Salman Rushdie’s new novel, Victory City, opens with a set piece of barely conceivable horror, as the preternaturally composed widows of a defeated army stride into the hissing flames of a giant bonfire. “Gravely, without making any complaint, they said farewell to one another and walked forward without flinching,” recounts the narrator. “Nor were there any screams when their flesh caught fire and the stink of death filled the air.”
It is—rendered in Rushdie’s famously technicolour prose—the literary equivalent of a scene from a blockbuster like Padmaavat. For all the accolades bestowed on Rushdie, for all that he is one of the literary titans of our age, he remains at heart a mass entertainer, a writer with a distinctively filmi sensibility.
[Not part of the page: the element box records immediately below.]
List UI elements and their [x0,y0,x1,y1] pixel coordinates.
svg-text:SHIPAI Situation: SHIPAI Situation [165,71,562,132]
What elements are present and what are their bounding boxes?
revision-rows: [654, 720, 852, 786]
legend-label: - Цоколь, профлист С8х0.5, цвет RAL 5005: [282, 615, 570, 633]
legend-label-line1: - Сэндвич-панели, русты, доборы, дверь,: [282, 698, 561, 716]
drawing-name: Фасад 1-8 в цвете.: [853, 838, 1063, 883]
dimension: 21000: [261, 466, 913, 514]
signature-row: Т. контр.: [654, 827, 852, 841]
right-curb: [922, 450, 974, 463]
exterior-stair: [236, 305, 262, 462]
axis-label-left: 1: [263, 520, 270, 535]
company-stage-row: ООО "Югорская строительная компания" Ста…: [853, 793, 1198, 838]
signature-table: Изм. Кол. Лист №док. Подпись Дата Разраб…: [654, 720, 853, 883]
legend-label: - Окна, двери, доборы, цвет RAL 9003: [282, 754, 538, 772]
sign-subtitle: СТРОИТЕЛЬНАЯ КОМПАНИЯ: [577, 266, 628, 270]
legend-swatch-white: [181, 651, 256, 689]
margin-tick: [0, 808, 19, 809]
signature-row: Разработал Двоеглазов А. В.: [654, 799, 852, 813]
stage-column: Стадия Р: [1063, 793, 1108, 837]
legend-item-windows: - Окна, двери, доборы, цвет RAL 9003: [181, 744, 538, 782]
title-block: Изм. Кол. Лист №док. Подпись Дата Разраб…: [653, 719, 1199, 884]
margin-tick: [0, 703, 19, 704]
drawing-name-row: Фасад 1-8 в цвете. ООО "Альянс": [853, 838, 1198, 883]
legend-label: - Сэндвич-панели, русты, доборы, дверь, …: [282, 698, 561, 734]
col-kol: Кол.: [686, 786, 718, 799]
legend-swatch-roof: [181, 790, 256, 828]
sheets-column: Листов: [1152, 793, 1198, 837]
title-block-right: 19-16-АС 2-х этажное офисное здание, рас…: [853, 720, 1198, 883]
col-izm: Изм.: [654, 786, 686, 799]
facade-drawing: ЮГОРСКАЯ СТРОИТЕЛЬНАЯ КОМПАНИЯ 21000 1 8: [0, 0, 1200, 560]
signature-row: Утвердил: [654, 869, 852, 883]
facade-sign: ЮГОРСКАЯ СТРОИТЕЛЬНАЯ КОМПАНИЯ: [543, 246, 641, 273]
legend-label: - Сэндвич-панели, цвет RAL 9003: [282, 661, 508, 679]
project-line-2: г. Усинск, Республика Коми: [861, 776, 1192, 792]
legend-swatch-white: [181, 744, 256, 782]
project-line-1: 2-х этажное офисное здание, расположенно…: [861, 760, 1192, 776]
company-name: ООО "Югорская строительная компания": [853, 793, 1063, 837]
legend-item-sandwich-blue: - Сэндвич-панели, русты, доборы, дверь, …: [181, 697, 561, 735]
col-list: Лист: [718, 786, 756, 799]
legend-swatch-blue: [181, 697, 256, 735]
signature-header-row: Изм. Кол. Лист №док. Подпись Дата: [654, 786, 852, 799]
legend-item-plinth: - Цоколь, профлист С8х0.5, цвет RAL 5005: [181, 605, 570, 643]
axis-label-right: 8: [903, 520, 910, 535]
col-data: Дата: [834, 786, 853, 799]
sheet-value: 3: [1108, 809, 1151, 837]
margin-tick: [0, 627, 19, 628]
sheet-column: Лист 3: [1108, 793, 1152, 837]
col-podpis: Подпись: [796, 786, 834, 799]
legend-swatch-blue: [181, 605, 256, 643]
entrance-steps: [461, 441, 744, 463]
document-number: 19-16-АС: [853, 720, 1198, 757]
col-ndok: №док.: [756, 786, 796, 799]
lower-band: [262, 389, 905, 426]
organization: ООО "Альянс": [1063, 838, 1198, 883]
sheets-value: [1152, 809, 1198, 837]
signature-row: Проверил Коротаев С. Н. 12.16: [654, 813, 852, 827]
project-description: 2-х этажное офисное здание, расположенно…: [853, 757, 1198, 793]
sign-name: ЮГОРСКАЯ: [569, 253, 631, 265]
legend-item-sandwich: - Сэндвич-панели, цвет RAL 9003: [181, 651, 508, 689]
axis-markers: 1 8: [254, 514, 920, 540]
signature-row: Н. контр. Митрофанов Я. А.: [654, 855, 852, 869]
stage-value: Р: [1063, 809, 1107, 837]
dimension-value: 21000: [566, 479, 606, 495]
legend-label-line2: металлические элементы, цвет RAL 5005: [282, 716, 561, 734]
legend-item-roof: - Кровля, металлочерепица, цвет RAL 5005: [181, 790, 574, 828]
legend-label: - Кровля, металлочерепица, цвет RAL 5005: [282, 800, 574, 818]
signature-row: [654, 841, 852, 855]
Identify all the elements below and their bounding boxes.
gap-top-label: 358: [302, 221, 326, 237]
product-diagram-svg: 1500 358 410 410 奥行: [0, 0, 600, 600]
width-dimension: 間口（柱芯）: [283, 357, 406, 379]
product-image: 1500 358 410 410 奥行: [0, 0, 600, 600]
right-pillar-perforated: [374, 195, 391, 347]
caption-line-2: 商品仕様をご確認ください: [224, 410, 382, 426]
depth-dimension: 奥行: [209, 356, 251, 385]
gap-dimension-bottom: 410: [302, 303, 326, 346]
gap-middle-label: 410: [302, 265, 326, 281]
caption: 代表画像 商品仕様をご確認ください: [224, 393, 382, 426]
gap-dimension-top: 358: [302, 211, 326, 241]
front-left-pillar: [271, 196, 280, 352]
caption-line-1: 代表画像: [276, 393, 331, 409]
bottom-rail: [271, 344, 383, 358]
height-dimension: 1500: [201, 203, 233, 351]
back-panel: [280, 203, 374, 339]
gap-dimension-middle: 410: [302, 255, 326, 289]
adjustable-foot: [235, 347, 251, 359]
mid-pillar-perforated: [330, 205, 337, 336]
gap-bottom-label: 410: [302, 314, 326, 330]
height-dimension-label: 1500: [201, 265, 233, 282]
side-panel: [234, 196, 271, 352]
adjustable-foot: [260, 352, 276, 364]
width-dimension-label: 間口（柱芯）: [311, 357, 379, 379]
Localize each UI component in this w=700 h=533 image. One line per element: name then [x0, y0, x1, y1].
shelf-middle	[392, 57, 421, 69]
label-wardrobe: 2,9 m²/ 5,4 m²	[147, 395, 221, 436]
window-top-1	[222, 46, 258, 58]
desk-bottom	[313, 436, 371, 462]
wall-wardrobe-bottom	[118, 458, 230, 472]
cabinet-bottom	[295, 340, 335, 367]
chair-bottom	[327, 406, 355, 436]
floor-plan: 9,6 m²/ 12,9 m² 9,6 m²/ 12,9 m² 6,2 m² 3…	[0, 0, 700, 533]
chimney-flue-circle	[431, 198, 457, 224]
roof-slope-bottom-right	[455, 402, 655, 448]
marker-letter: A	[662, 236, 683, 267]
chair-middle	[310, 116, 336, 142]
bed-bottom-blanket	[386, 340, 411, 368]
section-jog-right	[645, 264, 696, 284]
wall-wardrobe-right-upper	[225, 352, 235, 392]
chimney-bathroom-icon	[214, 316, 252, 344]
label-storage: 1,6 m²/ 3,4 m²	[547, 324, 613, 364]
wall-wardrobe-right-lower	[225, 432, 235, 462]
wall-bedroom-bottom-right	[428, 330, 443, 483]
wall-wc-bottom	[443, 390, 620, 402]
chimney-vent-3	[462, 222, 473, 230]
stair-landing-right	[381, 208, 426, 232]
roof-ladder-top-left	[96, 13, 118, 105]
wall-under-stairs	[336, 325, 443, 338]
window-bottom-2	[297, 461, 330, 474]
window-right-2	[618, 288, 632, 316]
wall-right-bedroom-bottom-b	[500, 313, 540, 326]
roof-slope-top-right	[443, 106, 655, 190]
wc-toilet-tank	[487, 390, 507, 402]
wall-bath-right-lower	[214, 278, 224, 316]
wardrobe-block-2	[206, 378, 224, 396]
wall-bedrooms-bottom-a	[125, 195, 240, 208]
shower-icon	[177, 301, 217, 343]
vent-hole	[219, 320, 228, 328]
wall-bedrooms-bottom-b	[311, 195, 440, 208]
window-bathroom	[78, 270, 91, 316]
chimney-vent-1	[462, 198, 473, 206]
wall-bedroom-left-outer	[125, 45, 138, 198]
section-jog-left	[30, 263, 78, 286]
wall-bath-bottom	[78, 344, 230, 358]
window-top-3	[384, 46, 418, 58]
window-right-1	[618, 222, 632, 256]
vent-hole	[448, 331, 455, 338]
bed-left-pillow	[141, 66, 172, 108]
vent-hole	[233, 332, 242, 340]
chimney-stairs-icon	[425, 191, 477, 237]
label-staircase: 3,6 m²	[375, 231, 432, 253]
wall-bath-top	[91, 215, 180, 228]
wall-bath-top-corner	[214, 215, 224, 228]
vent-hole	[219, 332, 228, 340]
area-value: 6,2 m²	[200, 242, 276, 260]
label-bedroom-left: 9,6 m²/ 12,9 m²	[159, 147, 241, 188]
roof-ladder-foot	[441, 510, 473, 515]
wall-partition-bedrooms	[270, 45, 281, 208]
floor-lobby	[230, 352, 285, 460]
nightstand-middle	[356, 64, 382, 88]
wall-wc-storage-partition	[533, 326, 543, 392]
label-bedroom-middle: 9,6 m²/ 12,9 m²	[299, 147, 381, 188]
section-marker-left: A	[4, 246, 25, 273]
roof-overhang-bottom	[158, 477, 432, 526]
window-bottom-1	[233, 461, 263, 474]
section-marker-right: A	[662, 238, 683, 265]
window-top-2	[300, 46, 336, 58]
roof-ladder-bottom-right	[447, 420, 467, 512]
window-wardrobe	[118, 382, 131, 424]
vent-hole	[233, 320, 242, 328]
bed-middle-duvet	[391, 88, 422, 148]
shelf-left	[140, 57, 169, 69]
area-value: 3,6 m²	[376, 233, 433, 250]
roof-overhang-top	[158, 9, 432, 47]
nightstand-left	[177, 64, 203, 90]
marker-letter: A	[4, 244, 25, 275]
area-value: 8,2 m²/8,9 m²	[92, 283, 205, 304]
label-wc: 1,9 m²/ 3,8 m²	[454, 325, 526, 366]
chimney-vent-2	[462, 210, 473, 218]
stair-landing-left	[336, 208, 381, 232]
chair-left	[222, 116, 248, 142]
Rushdie, to borrow from the unnamed narrator of Victory City, is “a spinner of yarns...for the simple entertainment and possible edification of today’s readers, the old and the young, the educated and the not so educated, those in search of wisdom and those amused by folly, northerners and southerners, followers of different gods and of no gods, the broad-minded and the narrow-minded, men and women and members of the genders beyond and in between, scions of the nobility and rank commoners, good people and rogues, charlatans and foreigners, humble sages, and egotistical fools.” It is a thrilling, stirring sentiment. And even if you’ve heard it all before, even if a part of you knows it’s Rushdie being Rushdie to the point of self-parody, a larger part of you can’t resist standing up to applaud, to emit a wolf whistle or two, or maybe break into a dance in the aisles.